In a 40-page paper complete with detailed tables and data, Jan Erik Andreas Madestam, an Assistant Professor at Bocconi University in Italy, together with David Yanagizawa-Drott of the Kennedy School of Government at Harvard, addressed an interesting question: Do childhood events shape adult political views and behavior?
In particular, do Fourth of July celebrations on sunny days (the report makes much of the weather) cause children to grow up with a greater inclination to vote, and to cast their votes for Republicans? The authors say yes: “The political right has been more successful in appropriating American patriotism and its symbols during the 20th century. Survey evidence also confirms that Republicans consider themselves more patriotic than Democrats. According to this interpretation, there is a political congruence between the patriotism promoted on Fourth of July and the values associated with the Republican Party. Fourth of July celebrations in Republican dominated counties may thus be more politically biased events that socialize children into Republicans.”
You don’t have to be Harvard scholar to know that Fourth of July celebrations foster patriotism among Americans of all ages. Children who organize or participate in neighborhood parades with bikes and red wagons festooned in red-white-and-blue tend to grow up patriotic. Love of country also swells when schools teach American history with accuracy and admiration, say the Pledge of Alliance every day, and sponsor classroom classes and pageants featuring songs like “America the Beautiful” and “This Land is Your Land.”
I’m not convinced that this is a partisan phenomenon, but it is worth thinking about. The nurturance of patriotism in young people is, after all, a national defense issue. America is not defended by ships, planes, and high-tech weapons systems. It is defended by patriotic men and women who used to be kids. Many individuals volunteer to serve in uniform for personal career reasons, not because of childhood celebrations.
But a survey of the troops probably would find a majority whose families were likely to observe Independence Day every year. Parades, picnics, fireworks, patriotic music and ice cream on the way home are lots of fun for kids and adults who commemorate or learn what the Fourth of July is all about. Two scholars from Harvard–the same institution that historically has excluded ROTC programs from campus─question these celebrations as Republican-biased and therefore suspicious. Elitist implications that sunny-day Fourth of July observances inspire partisan Republicanism are a bit unfair to Democrats, but putting that aside, the Harvard paper raises a greater question of concern.
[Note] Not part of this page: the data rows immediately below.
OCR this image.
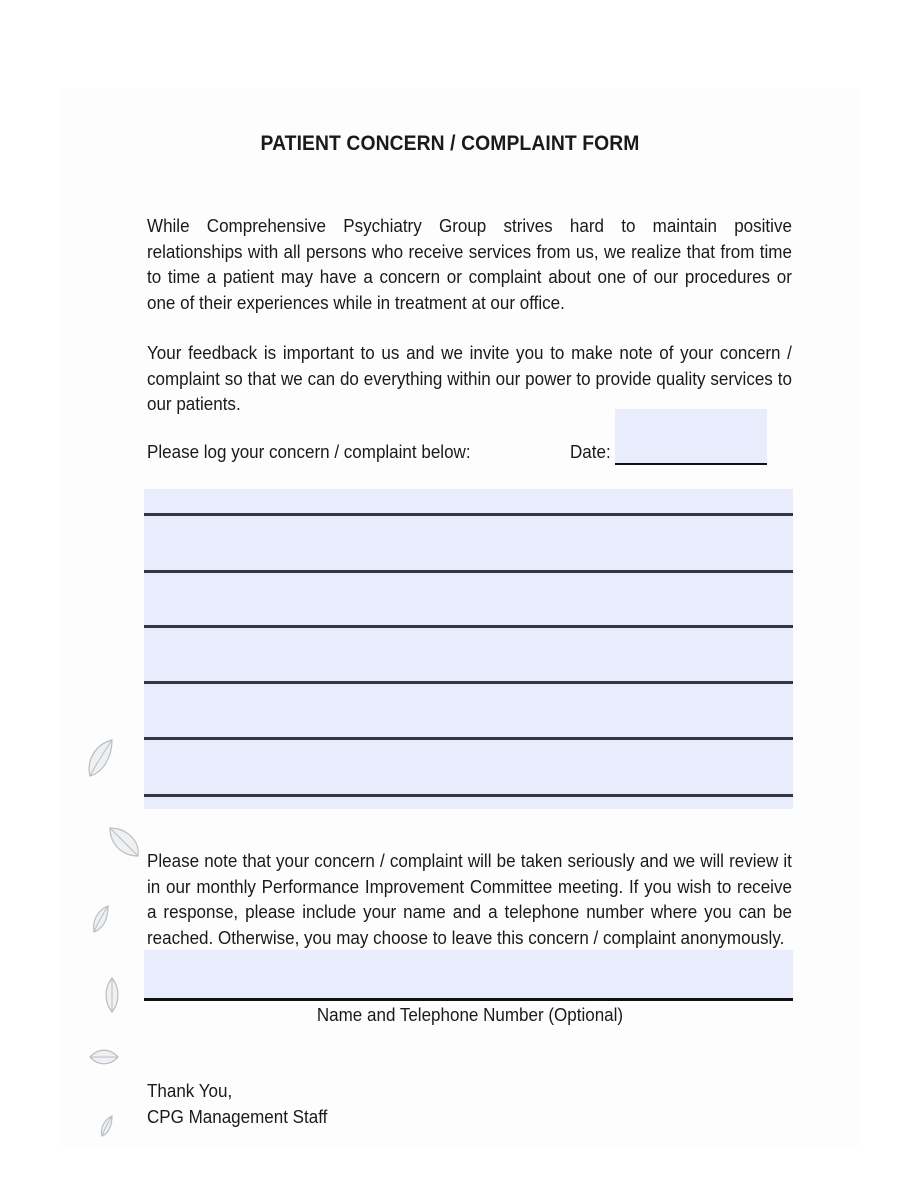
PATIENT CONCERN / COMPLAINT FORM
While Comprehensive Psychiatry Group strives hard to maintain positive relationships with all persons who receive services from us, we realize that from time to time a patient may have a concern or complaint about one of our procedures or one of their experiences while in treatment at our office.
Your feedback is important to us and we invite you to make note of your concern / complaint so that we can do everything within our power to provide quality services to our patients.
Please log your concern / complaint below:	Date:
Please note that your concern / complaint will be taken seriously and we will review it in our monthly Performance Improvement Committee meeting. If you wish to receive a response, please include your name and a telephone number where you can be reached. Otherwise, you may choose to leave this concern / complaint anonymously.
Name and Telephone Number (Optional)
Thank You,
CPG Management Staff
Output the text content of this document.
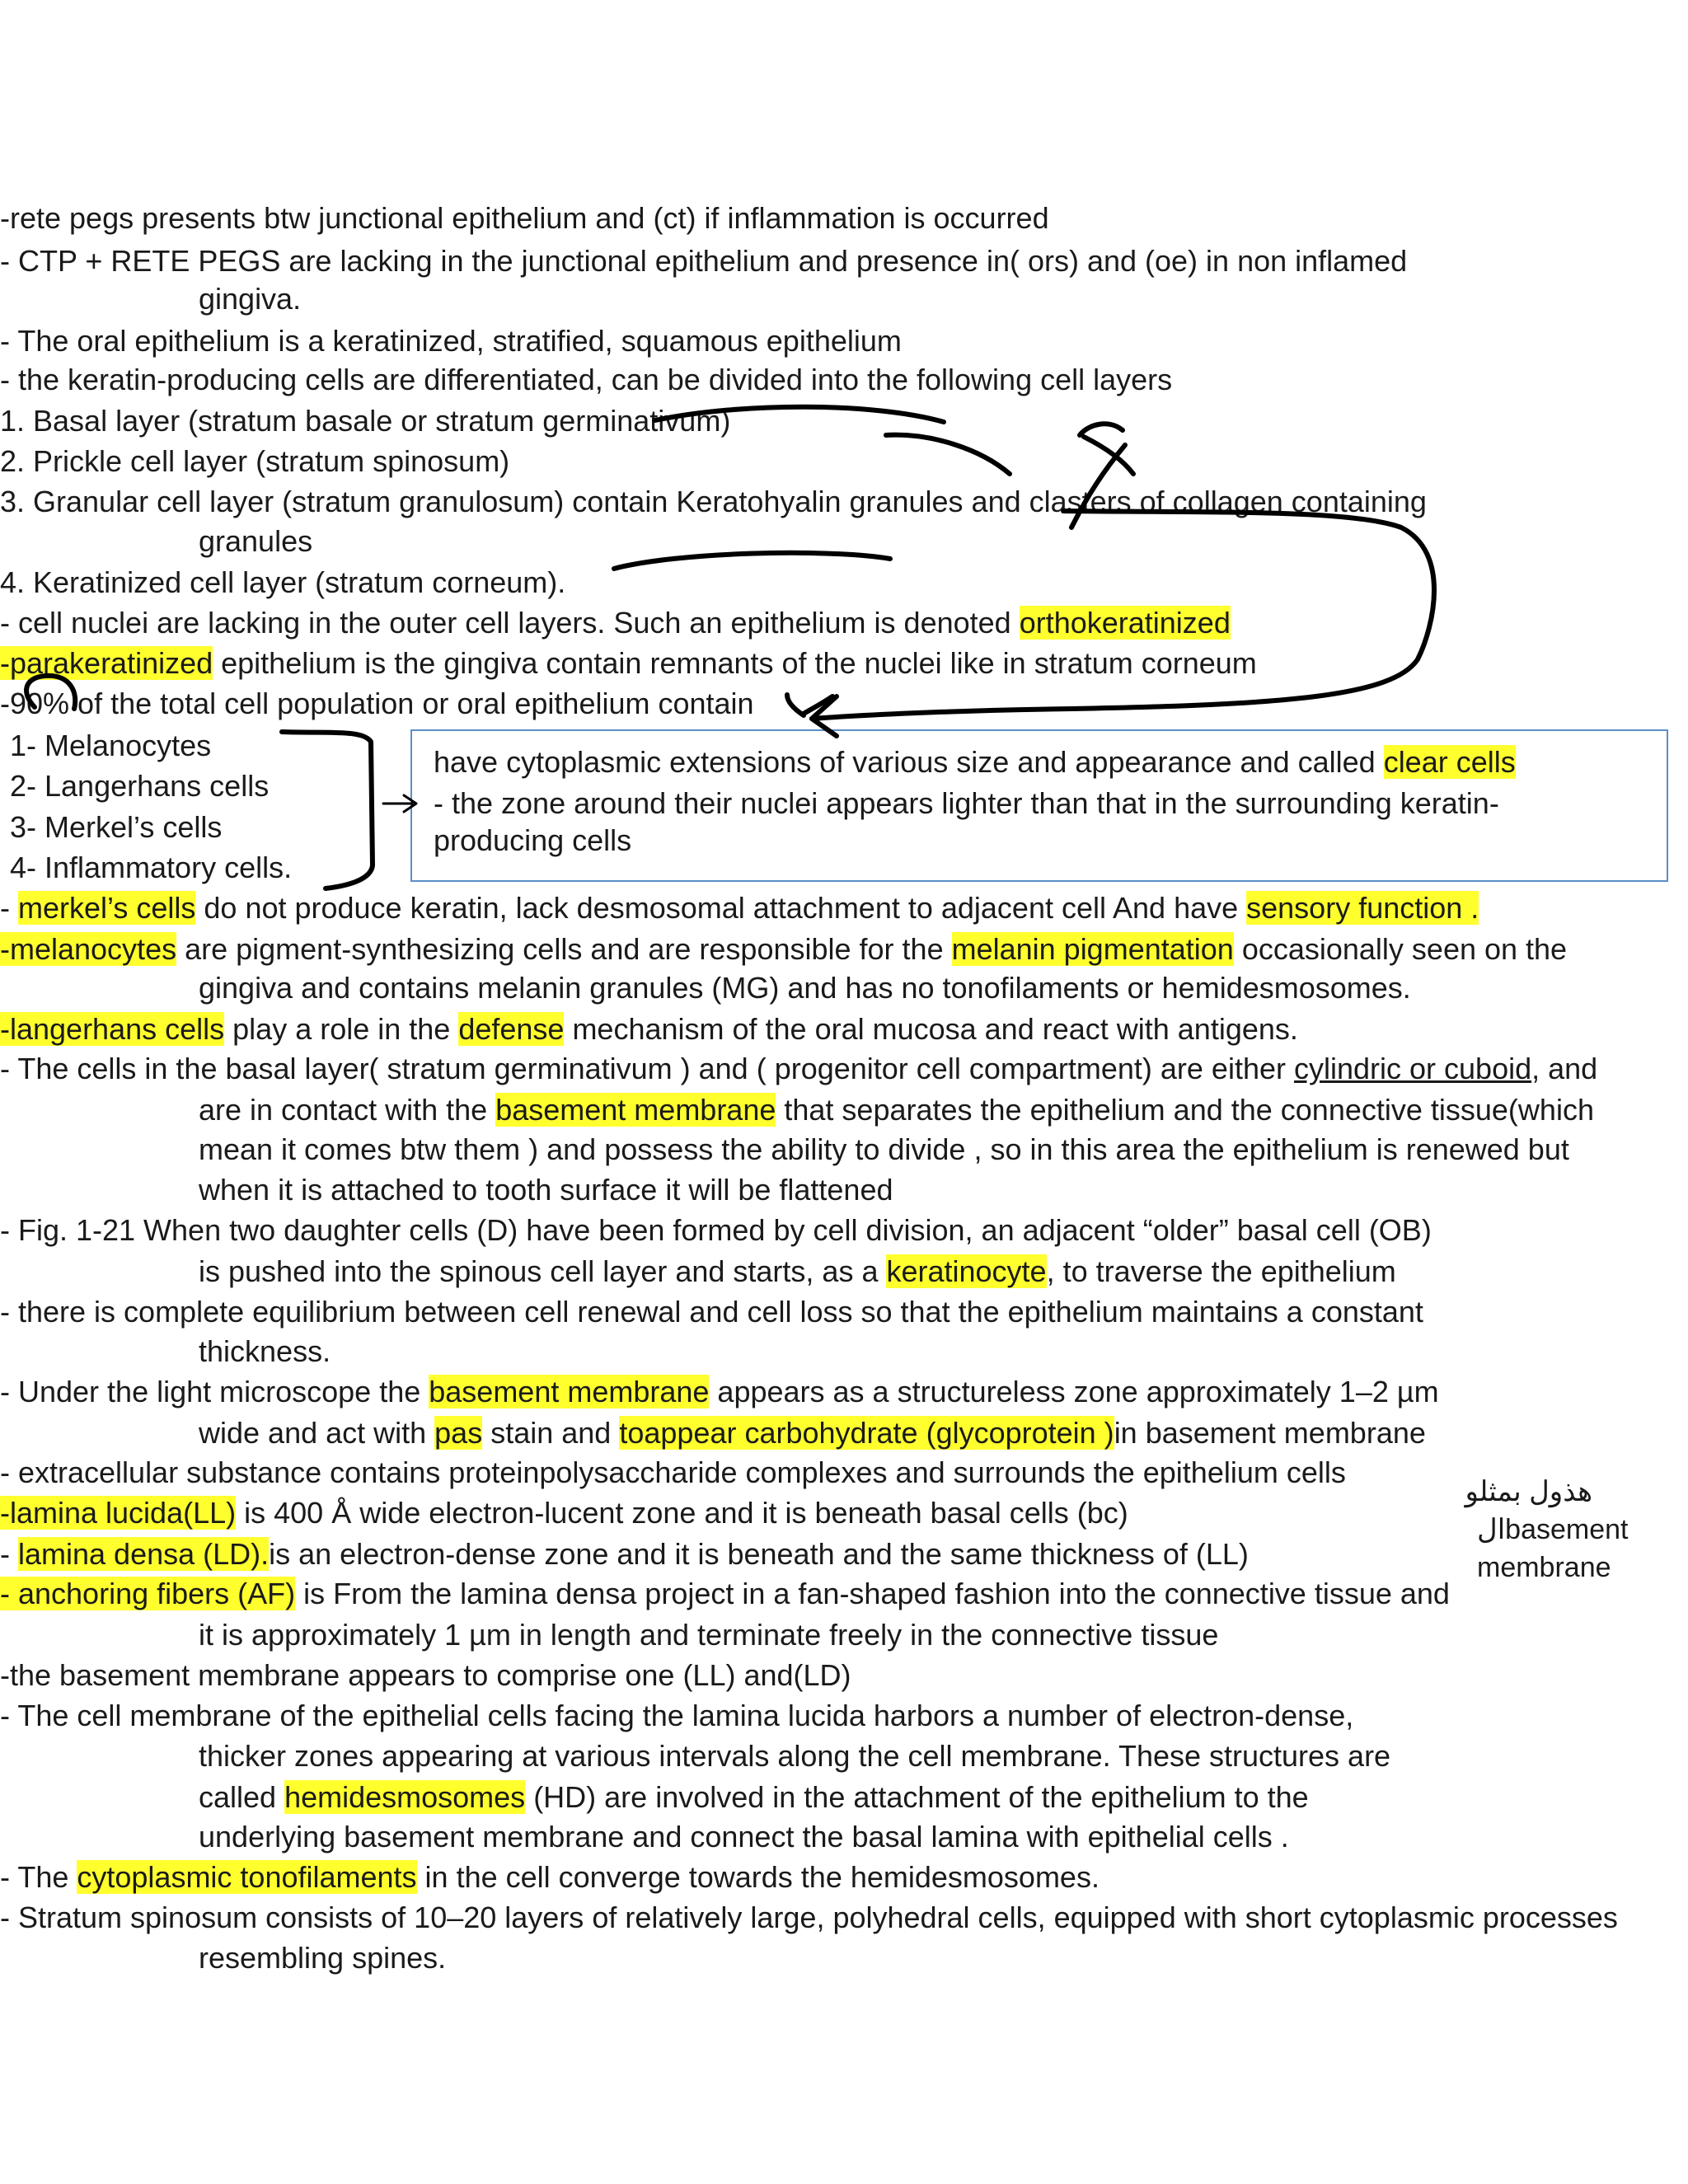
-rete pegs presents btw junctional epithelium and (ct) if inflammation is occurred
- CTP + RETE PEGS are lacking in the junctional epithelium and presence in( ors) and (oe) in non inflamed
gingiva.
- The oral epithelium is a keratinized, stratified, squamous epithelium
- the keratin-producing cells are differentiated, can be divided into the following cell layers
1. Basal layer (stratum basale or stratum germinativum)
2. Prickle cell layer (stratum spinosum)
3. Granular cell layer (stratum granulosum) contain Keratohyalin granules and clasters of collagen containing
granules
4. Keratinized cell layer (stratum corneum).
- cell nuclei are lacking in the outer cell layers. Such an epithelium is denoted orthokeratinized
-parakeratinized epithelium is the gingiva contain remnants of the nuclei like in stratum corneum
-90% of the total cell population or oral epithelium contain
1- Melanocytes
2- Langerhans cells
3- Merkel’s cells
4- Inflammatory cells.
have cytoplasmic extensions of various size and appearance and called clear cells
- the zone around their nuclei appears lighter than that in the surrounding keratin-
producing cells
- merkel’s cells do not produce keratin, lack desmosomal attachment to adjacent cell And have sensory function .
-melanocytes are pigment-synthesizing cells and are responsible for the melanin pigmentation occasionally seen on the
gingiva and contains melanin granules (MG) and has no tonofilaments or hemidesmosomes.
-langerhans cells play a role in the defense mechanism of the oral mucosa and react with antigens.
- The cells in the basal layer( stratum germinativum ) and ( progenitor cell compartment) are either cylindric or cuboid, and
are in contact with the basement membrane that separates the epithelium and the connective tissue(which
mean it comes btw them ) and possess the ability to divide , so in this area the epithelium is renewed but
when it is attached to tooth surface it will be flattened
- Fig. 1-21 When two daughter cells (D) have been formed by cell division, an adjacent “older” basal cell (OB)
is pushed into the spinous cell layer and starts, as a keratinocyte, to traverse the epithelium
- there is complete equilibrium between cell renewal and cell loss so that the epithelium maintains a constant
thickness.
- Under the light microscope the basement membrane appears as a structureless zone approximately 1–2 µm
wide and act with pas stain and toappear carbohydrate (glycoprotein )in basement membrane
- extracellular substance contains proteinpolysaccharide complexes and surrounds the epithelium cells
-lamina lucida(LL) is 400 Å wide electron-lucent zone and it is beneath basal cells (bc)
- lamina densa (LD).is an electron-dense zone and it is beneath and the same thickness of (LL)
- anchoring fibers (AF) is From the lamina densa project in a fan-shaped fashion into the connective tissue and
it is approximately 1 µm in length and terminate freely in the connective tissue
-the basement membrane appears to comprise one (LL) and(LD)
- The cell membrane of the epithelial cells facing the lamina lucida harbors a number of electron-dense,
thicker zones appearing at various intervals along the cell membrane. These structures are
called hemidesmosomes (HD) are involved in the attachment of the epithelium to the
underlying basement membrane and connect the basal lamina with epithelial cells .
- The cytoplasmic tonofilaments in the cell converge towards the hemidesmosomes.
- Stratum spinosum consists of 10–20 layers of relatively large, polyhedral cells, equipped with short cytoplasmic processes
resembling spines.
هذول بمثلو
الbasement
membrane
Will academics and teacher unions who are impressed by this study start discouraging celebrations of the Red-White-and Blue Fourth of July, in the same way that they have tried to stifle Christmas celebrations in schools, public squares, and popular culture? If that should happen, love of country and patriotism could become controversial and politically incorrect, vanishing from the American scene in a single generation. If that ever happens–and I don’t think it will–who will defend the country?
The success of the All-Volunteer Force depends on patriotism–a quality of pride that needs to be encouraged year-round─not just on the Fourth of July. Putting a partisan face on the holiday misses the larger point.
National security–and America’s independence–depend on patriotism. Celebrations such as today’s Fourth of July foster that quality. Americans should cherish this holiday and others that foster love of our country, from one generation to the next.